Back during the Great Alt.country Scare of the 1990s, the Bottle Rockets were stars. The Festus, Missouri quartet’s blue-collar roots rock quickly found favor with the No Depression audience, revered nearly as much as Uncle Tupelo and its offshoots – no coincidence, given that Rockets leader Brian Henneman roadied for Tupelo, performed on its revered March 6-10, 1992 and played lead guitar on the first Wilco album. With an aesthetic that rediscovered the guitar-powered dynamics of Southern rock even as it kept the honkytonk faith, the Bottle Rockets quickly carved out their own path in the burgeoning Americana scene, one that celebrated rock & roll power as much as whip-smart storytelling.
The band’s first two LPs, originally released by the long-gone ESD label and reissued this month by the venerable Bloodshot Records as a double-disk set, remain its best. First put out in 1992, The Bottle Rockets lays out the group’s agenda. The combo shows off its easy mastery of various roadhouse styles, from Guthriesque folk (“Early in the Morning”), melancholy folk rock (“Got What I Wanted”) and skillet-licking country (“Every Kinda Everything”) to brash rock & roll (“Gas Girl”), heartbroken grunge (“The Very Last Time”) and blistering cowpunk (“Rural Route”). Henneman deftly combines a quick-witted penchant for wordplay with a troubadour’s plain speaking, letting his hooks and the band’s thick guitars do the talking when words just aren’t enough. The record’s most celebrated tunes still sound the most relevant: the melancholy, melodic “Kerosene” takes on the tragic end of an impoverished family, while the crunching “Wave That Flag” takes Confederate wannabes to task with barely-contained rage.

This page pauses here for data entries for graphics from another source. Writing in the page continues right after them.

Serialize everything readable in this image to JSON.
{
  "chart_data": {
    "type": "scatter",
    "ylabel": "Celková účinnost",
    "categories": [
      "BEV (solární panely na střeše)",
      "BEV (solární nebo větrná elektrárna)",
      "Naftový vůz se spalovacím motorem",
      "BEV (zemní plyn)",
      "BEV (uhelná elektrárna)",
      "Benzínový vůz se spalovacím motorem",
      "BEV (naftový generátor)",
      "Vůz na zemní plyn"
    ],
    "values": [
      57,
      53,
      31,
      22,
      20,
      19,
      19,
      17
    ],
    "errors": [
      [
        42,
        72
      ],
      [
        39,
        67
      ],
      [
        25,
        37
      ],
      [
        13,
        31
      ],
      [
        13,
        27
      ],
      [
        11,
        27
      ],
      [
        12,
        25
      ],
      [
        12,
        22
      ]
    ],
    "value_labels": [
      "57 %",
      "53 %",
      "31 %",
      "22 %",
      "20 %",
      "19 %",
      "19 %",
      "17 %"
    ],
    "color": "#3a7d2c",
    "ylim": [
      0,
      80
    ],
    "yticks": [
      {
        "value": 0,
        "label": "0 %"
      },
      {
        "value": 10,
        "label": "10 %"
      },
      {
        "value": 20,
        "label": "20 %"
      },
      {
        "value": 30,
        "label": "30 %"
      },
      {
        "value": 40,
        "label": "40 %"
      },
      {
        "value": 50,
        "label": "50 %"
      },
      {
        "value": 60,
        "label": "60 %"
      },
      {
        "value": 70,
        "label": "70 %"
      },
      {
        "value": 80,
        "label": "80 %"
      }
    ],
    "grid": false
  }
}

The Bloodshot edition also includes a heap of demos, both Henneman solo and with Rockets predecessor Chicken Truck. Fans will enjoy hearing nascent versions of future Rockets staples “Get Down River,” “Indianapolis” and “Radar Gun,” as well as tunes left behind, like “White Trash” and “Wallflower.” Best of all: a spitfire early version of “Coffee Monkey” and a very different take on the self-titled LP’s “Manhattan Countryside.”

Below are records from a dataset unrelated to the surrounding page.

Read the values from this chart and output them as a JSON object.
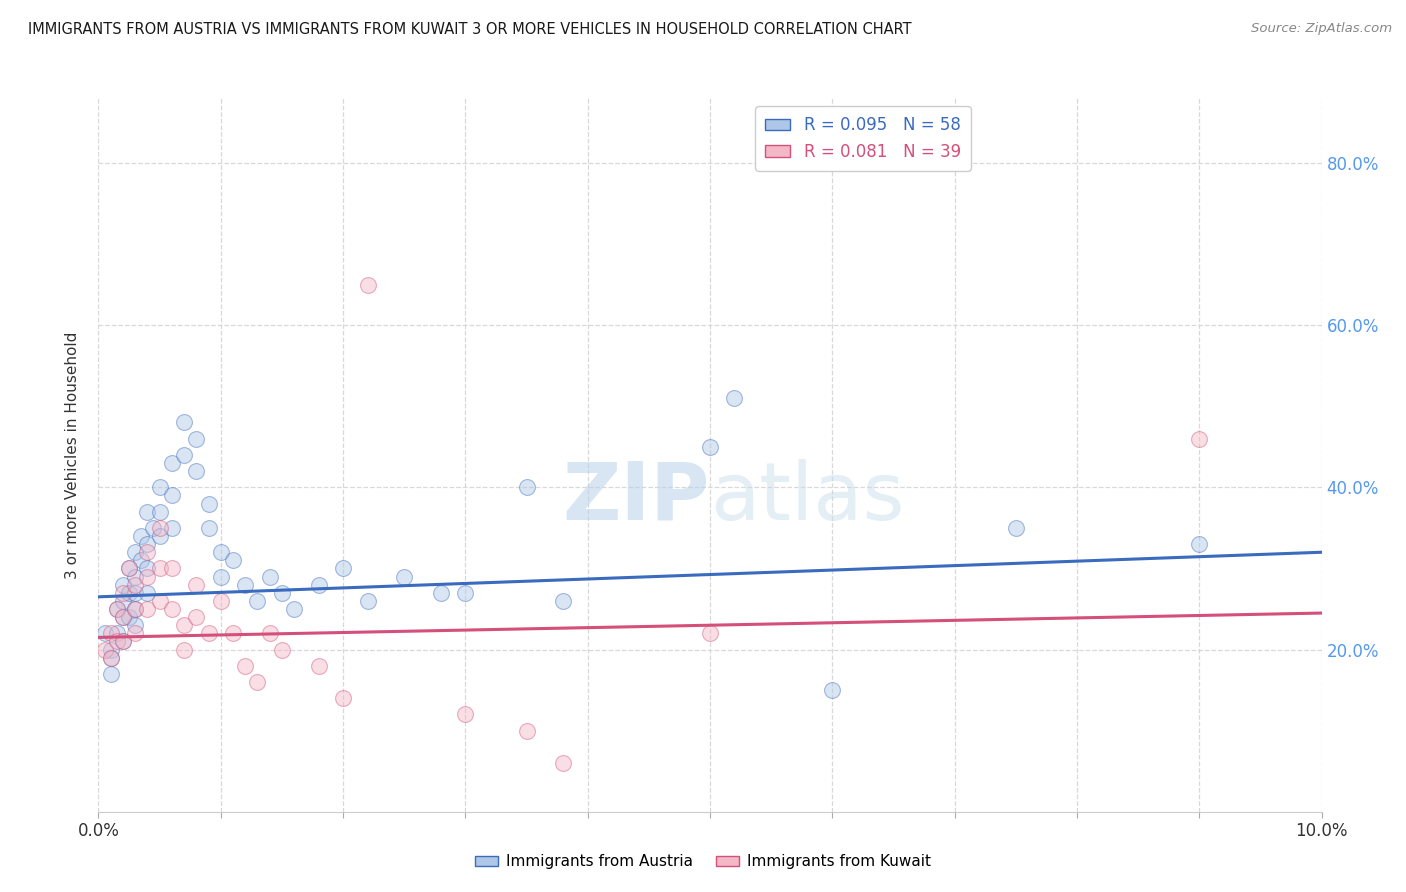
{
  "title": "IMMIGRANTS FROM AUSTRIA VS IMMIGRANTS FROM KUWAIT 3 OR MORE VEHICLES IN HOUSEHOLD CORRELATION CHART",
  "source": "Source: ZipAtlas.com",
  "ylabel": "3 or more Vehicles in Household",
  "right_yticks": [
    "80.0%",
    "60.0%",
    "40.0%",
    "20.0%"
  ],
  "right_ytick_vals": [
    0.8,
    0.6,
    0.4,
    0.2
  ],
  "austria_R": 0.095,
  "austria_N": 58,
  "kuwait_R": 0.081,
  "kuwait_N": 39,
  "austria_color": "#aec6e8",
  "kuwait_color": "#f2b8c6",
  "austria_line_color": "#3a6bbf",
  "kuwait_line_color": "#d44f7a",
  "background_color": "#ffffff",
  "grid_color": "#d8d8d8",
  "title_color": "#1a1a1a",
  "right_axis_color": "#5599ee",
  "xmin": 0.0,
  "xmax": 0.1,
  "ymin": 0.0,
  "ymax": 0.88,
  "austria_x": [
    0.0005,
    0.001,
    0.001,
    0.001,
    0.0015,
    0.0015,
    0.002,
    0.002,
    0.002,
    0.002,
    0.0025,
    0.0025,
    0.0025,
    0.003,
    0.003,
    0.003,
    0.003,
    0.003,
    0.0035,
    0.0035,
    0.004,
    0.004,
    0.004,
    0.004,
    0.0045,
    0.005,
    0.005,
    0.005,
    0.006,
    0.006,
    0.006,
    0.007,
    0.007,
    0.008,
    0.008,
    0.009,
    0.009,
    0.01,
    0.01,
    0.011,
    0.012,
    0.013,
    0.014,
    0.015,
    0.016,
    0.018,
    0.02,
    0.022,
    0.025,
    0.028,
    0.03,
    0.035,
    0.038,
    0.05,
    0.052,
    0.06,
    0.075,
    0.09
  ],
  "austria_y": [
    0.22,
    0.2,
    0.19,
    0.17,
    0.25,
    0.22,
    0.28,
    0.26,
    0.24,
    0.21,
    0.3,
    0.27,
    0.24,
    0.32,
    0.29,
    0.27,
    0.25,
    0.23,
    0.34,
    0.31,
    0.37,
    0.33,
    0.3,
    0.27,
    0.35,
    0.4,
    0.37,
    0.34,
    0.43,
    0.39,
    0.35,
    0.48,
    0.44,
    0.46,
    0.42,
    0.38,
    0.35,
    0.32,
    0.29,
    0.31,
    0.28,
    0.26,
    0.29,
    0.27,
    0.25,
    0.28,
    0.3,
    0.26,
    0.29,
    0.27,
    0.27,
    0.4,
    0.26,
    0.45,
    0.51,
    0.15,
    0.35,
    0.33
  ],
  "kuwait_x": [
    0.0005,
    0.001,
    0.001,
    0.0015,
    0.0015,
    0.002,
    0.002,
    0.002,
    0.0025,
    0.003,
    0.003,
    0.003,
    0.004,
    0.004,
    0.004,
    0.005,
    0.005,
    0.005,
    0.006,
    0.006,
    0.007,
    0.007,
    0.008,
    0.008,
    0.009,
    0.01,
    0.011,
    0.012,
    0.013,
    0.014,
    0.015,
    0.018,
    0.02,
    0.022,
    0.03,
    0.035,
    0.038,
    0.05,
    0.09
  ],
  "kuwait_y": [
    0.2,
    0.22,
    0.19,
    0.25,
    0.21,
    0.27,
    0.24,
    0.21,
    0.3,
    0.28,
    0.25,
    0.22,
    0.32,
    0.29,
    0.25,
    0.35,
    0.3,
    0.26,
    0.3,
    0.25,
    0.23,
    0.2,
    0.28,
    0.24,
    0.22,
    0.26,
    0.22,
    0.18,
    0.16,
    0.22,
    0.2,
    0.18,
    0.14,
    0.65,
    0.12,
    0.1,
    0.06,
    0.22,
    0.46
  ],
  "watermark_zip": "ZIP",
  "watermark_atlas": "atlas",
  "marker_size": 130,
  "marker_alpha": 0.45
}
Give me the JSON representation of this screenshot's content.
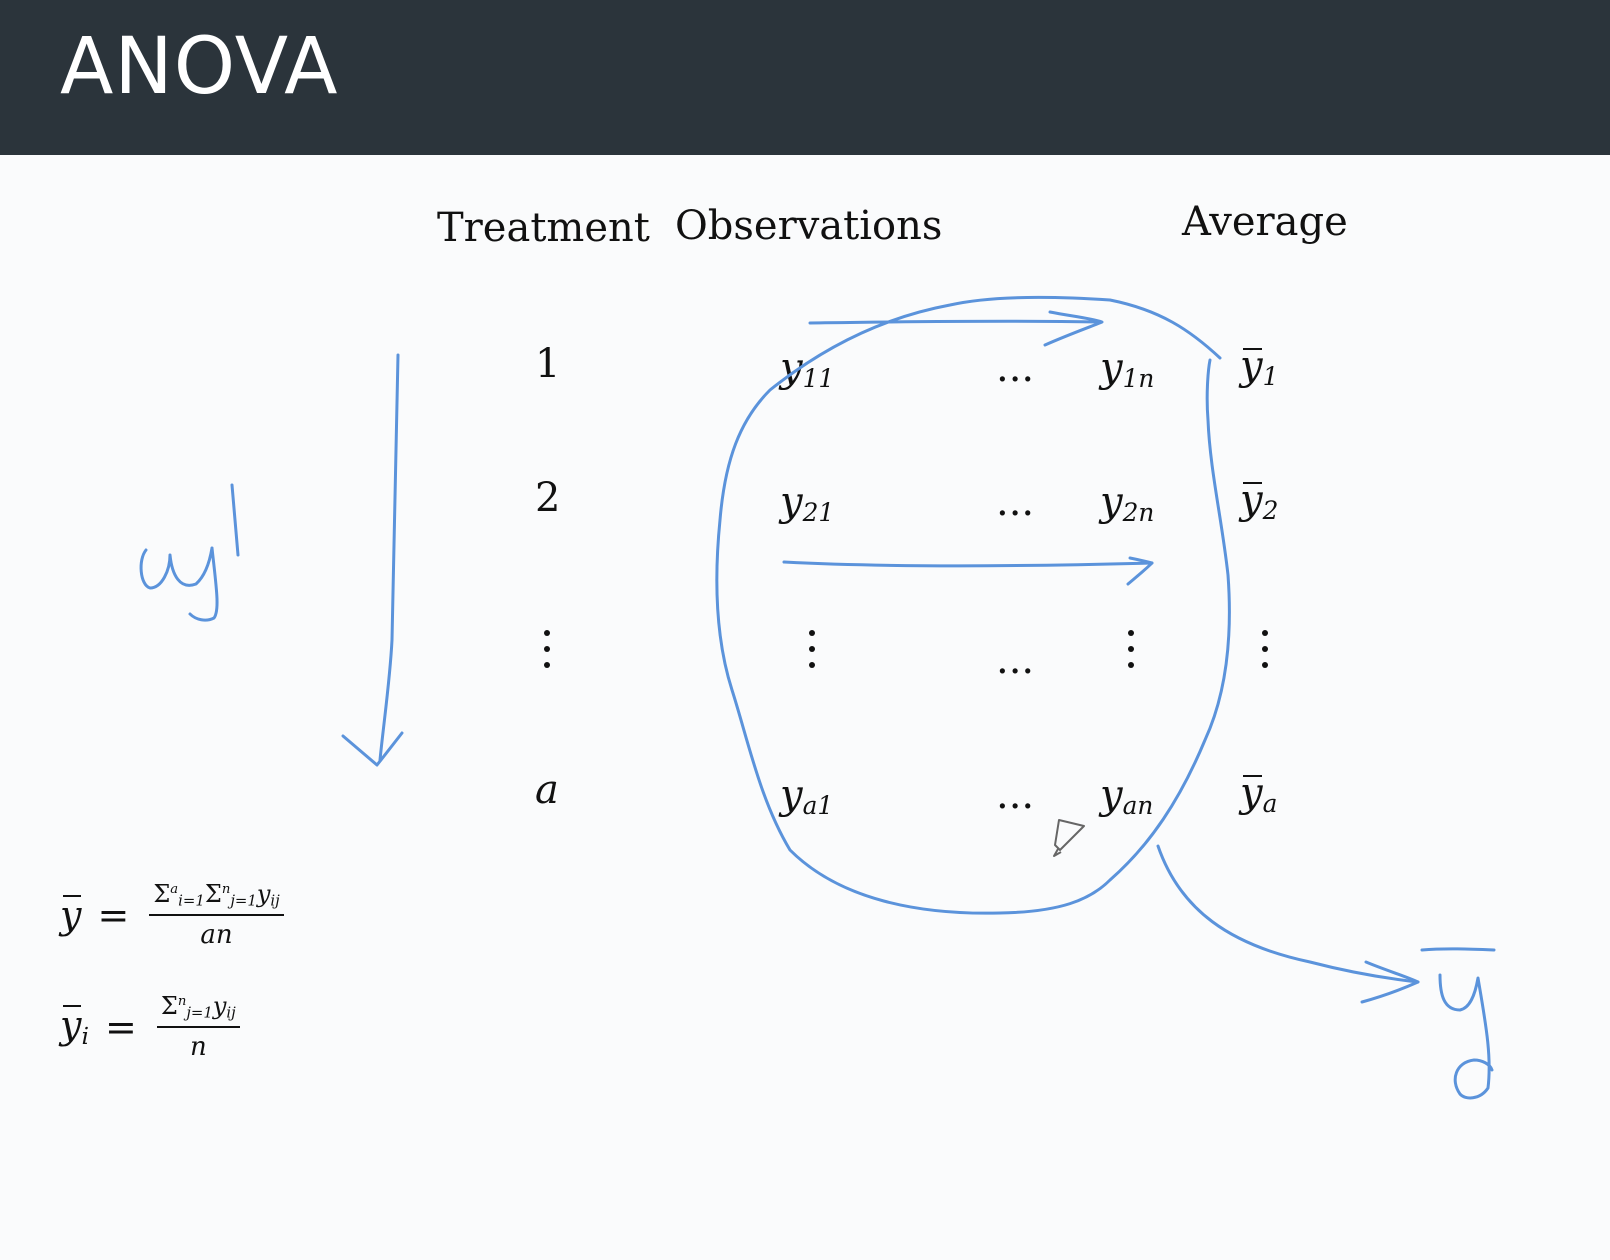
{
  "header": {
    "title": "ANOVA"
  },
  "table": {
    "headers": {
      "treatment": "Treatment",
      "observations": "Observations",
      "average": "Average"
    },
    "rows": [
      {
        "treatment": "1",
        "first_base": "y",
        "first_sub": "11",
        "ellipsis": "...",
        "last_base": "y",
        "last_sub": "1n",
        "avg_base": "y",
        "avg_sub": "1"
      },
      {
        "treatment": "2",
        "first_base": "y",
        "first_sub": "21",
        "ellipsis": "...",
        "last_base": "y",
        "last_sub": "2n",
        "avg_base": "y",
        "avg_sub": "2"
      },
      {
        "ellipsis": "..."
      },
      {
        "treatment": "a",
        "first_base": "y",
        "first_sub": "a1",
        "ellipsis": "...",
        "last_base": "y",
        "last_sub": "an",
        "avg_base": "y",
        "avg_sub": "a"
      }
    ]
  },
  "formulas": {
    "grand_mean": {
      "lhs": "y",
      "eq": "=",
      "sum1": "Σ",
      "sum1_sup": "a",
      "sum1_sub": "i=1",
      "sum2": "Σ",
      "sum2_sup": "n",
      "sum2_sub": "j=1",
      "term": "y",
      "term_sub": "ij",
      "denominator": "an"
    },
    "group_mean": {
      "lhs": "y",
      "lhs_sub": "i",
      "eq": "=",
      "sum": "Σ",
      "sum_sup": "n",
      "sum_sub": "j=1",
      "term": "y",
      "term_sub": "ij",
      "denominator": "n"
    }
  },
  "annotations": {
    "ink_color": "#5b93db",
    "icons": [
      "pencil-cursor-icon"
    ]
  }
}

Recorded in the titular city with producer Eric Ambel, The Brooklyn Side consolidates the band’s strengths into a rip-roaring roots rock masterpiece. The record begins with the folk tune “Welfare Music,” another of the band’s now-patented examinations of American poverty that breaks from its compassion to take a swipe at the “angry fat man on the radio” who “wants to keep his taxes way down low.” The band cranks up the electricity immediately afterward, however, and rarely quiets back down. “Gravity Fails” crosses the Byrds with Crazy Horse for a soaring janglecrunch pop tune, while “Radar Gun” enhances its clueless protagonist’s arrogance with some roiling boogie. Henneman tries two different seduction raps with “I’ll Be Comin’ Around,” a ringing plea to a lonely friend, and “Take Me to the Bank,” a jumping mashnote to Chuck Berry licks. A trio of amp-frying anthems channel working class frustration – the rumbling “Stuck in a Rut” crunches, the sardonic “$1,000 Car” two-steps and the blazing “Sunday Sports” crashes and burns. The volume knob only comes down for “What More Can I Do,” a ballad sung from the POV of a wifebeater written and sung by guitarist Tom Parr, “Pot of Gold,” a tender love song, “Queen of the World,” a heartbroken C&W tune and “Idiot’s Prayer,” a country-rockin’ attack on fairweather liberals that sneeringly notes “She thinks I’m a redneck idiot because I talk with a twang.” A cursory listen to the Bottle Rockets makes it clear that nobody in this band is an idiot.
This version includes a mere handful of bonus cuts compared to The Bottle Rockets, but they’re welcome additions just the same. Besides a solo acoustic version of “Smokin’ 100s Alone,” which would appear on the next record 24 Hours a Day, and a crunchy live take on “Welfare Music,” the bonuses also include “Building Chryslers,” a blue collar anthem presented in acoustic form, the grungy two-stepper “Truck Drivin’ Man” and a gloriously sloppy concert run through the Premiers‘ “Farmer John,” also a favorite of Rockets influence Neil Young.
The band followed these two seminal Americana rockers with the nearly-as-great 24 Hours a Day and the surprisingly potent odds ‘n’ sods compilation Leftovers. For some reason it was never quite the same after that initial four-LP run, but Henneman and his latest company of ne’er-do-wells could make a creative comeback at any time. Besides, with The Bottle Rockets and The Brooklyn Side back in print, the band’s legacy as one of the best acts the Great Alt.Country Scare had to offer is assured.